Hey, I don’t know what you’ve been up to today, but if it’s feeling good about America in general, well, probably time to stop. Jenny McCarthy is joining The View.
Before I get into this, a quick disclaimer: I haven’t ever actually watched The View, although I did read Wikipedia’s article “The View (U.S. TV Series)” from which I learned that the show features “mostly five women.” (Said article has a helpful if byzantine chart detailing which woman had which seat and for what time period. It’s cool, I guess, if that’s what you’re into.) I also should let you know that my knowledge of McCarthy’s oeuvre is pretty much gained entirely through YouTube. But listen: That was enough.
Before delving into all that, though, we should take a moment to consider just what we’re talking about. So far this season, each episode of The View is watched by, on average, 3.3 million people, at least according to The Hollywood Reporter. That’s about the population of Iowa. Obviously there are bigger numbers than 3.3 million, but still, it’s pretty big. And now they all get to hear from Jenny McCarthy.
Next, a quick history: As you may well be aware, McCarthy will soon make her View debut because Elisabeth Hasselbeck (no relation to David Hasselhoff, as I thought for a long time, heh) is leaving for Fox & Friends. They may have selected McCarthy as Hasselbeck’s replacement because both have experience in exotically located game shows: Hasselbeck’s star first rose because of her time on Survivor: The Australian Outback, and McCarthy once hosted a season of an NBC reality show called Love in the Wild which, per its website, featured “single men and women, all looking for love,” who “journey to a tropical paradise to see if they can find that special someone for whom they’ve been looking.” Unfortunately, not that many special someones were found since this show’s run was halted after just one season with McCarthy in charge.
Anyway, another thing Hasselbeck and McCarthy have in common is that they were both raised Catholic. McCarthy wrote a book about her Papist upbringing called Bad Habits (wordplay! If you missed it, she’s dressed as a nun on the cover), which she plugged on The View in 2012, dispensing such logical and coherent spiritual insights as “Worship an elephant, if it puts you in a state of grace.” Then again, I guess it would be too much to ask for her to know what a complicated term like “state of grace” means, given that McCarthy — who says she once wanted to be a nun — seemed to think the Immaculate Conception refers to the conception of Jesus, not Mary.
But if you’re still not convinced that McCarthy is qualified for one of the storied chairs at The View, let your doubts be quelled: Not only has she hosted Love in the Wild, she’s also helmed Singled Out, Jenny, The Jenny McCarthy Show, and The Bad Girl’s Guide (cancelled after six episodes — all sorts of condolences if you’re a guide-less bad girl whose last chance at finding love was an exotic reality-TV show). And we haven’t even started on her illustrious filmography, which includes Scream 3, Witless Protection, and Santa Baby 2: Christmas Maybe. Plus there’s a YouTube video that shows up when you search her name called “Jenny McCarthy: Rock Has A Small Pecker.” I didn’t have time to watch it before deadline (and also, I imagine it’s pretty self-explanatory), but feel free to check it out if you’re into McCarthyology or whatever.
One of those shows, Singled Out, let one person eliminate groups of contestants based on one of six categories. In one episode, for instance, the categories for men were Weight, Package, Face Fuzz, Ambition, Brains, and Date Style. In another episode, the categories for women were Height, Chest, Butt, Hair Color, Underwear, and Make-Up. At one point, McCarthy’s co-host, Chris Hardwick, asked one of the contestants, “Do you find it fair that we live in a society where you’re eliminated based on your underwear?” I’m sure one can expect McCarthy to take the same level of incisive social commentary to The View.
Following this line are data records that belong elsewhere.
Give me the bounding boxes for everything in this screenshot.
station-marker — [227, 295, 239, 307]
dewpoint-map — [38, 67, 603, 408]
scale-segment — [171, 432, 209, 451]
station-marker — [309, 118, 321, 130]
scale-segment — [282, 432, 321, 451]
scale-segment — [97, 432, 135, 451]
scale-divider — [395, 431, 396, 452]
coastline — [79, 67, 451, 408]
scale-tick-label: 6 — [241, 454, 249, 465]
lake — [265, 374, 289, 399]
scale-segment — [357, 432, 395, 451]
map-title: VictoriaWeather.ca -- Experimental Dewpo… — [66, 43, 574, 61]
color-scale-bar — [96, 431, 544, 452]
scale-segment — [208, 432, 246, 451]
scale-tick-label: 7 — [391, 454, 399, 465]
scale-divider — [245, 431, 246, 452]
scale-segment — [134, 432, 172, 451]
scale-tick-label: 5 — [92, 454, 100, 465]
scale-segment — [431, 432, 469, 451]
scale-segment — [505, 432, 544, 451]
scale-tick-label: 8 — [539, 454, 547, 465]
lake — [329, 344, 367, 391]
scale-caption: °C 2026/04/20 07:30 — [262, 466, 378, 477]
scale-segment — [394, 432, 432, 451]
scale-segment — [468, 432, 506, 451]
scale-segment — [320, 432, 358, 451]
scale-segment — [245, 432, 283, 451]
But if these cultural contributions don’t seem like enough to have earned her 6.6 million ears, McCarthy is also a public-health hero for fighting the pox on our society that is vaccination. Just kidding. Vaccines save lives but Jenny McCarthy thinks they give you autism, which is nuts. She’s pretty vocal about that, though, and it’s within the realm of possibility that her anti-vaccination advocacy has directly resulted in people’s deaths, as one pro-vaccine activist implied in a letter to Barbara Walters and the show’s producer, Bill Geddie (recommended reading: www.jennymccarthybodycount.com).
But listen, I’m no expert on The View. Maybe the whole point of the show is for ladies to sit around misusing theological terms and advocating medical choices that kill people. Regardless, hooray for America. Hopefully they’ll have Alex Jones on again.
— Betsy Woodruff is a William F. Buckley Fellow at the National Review Institute.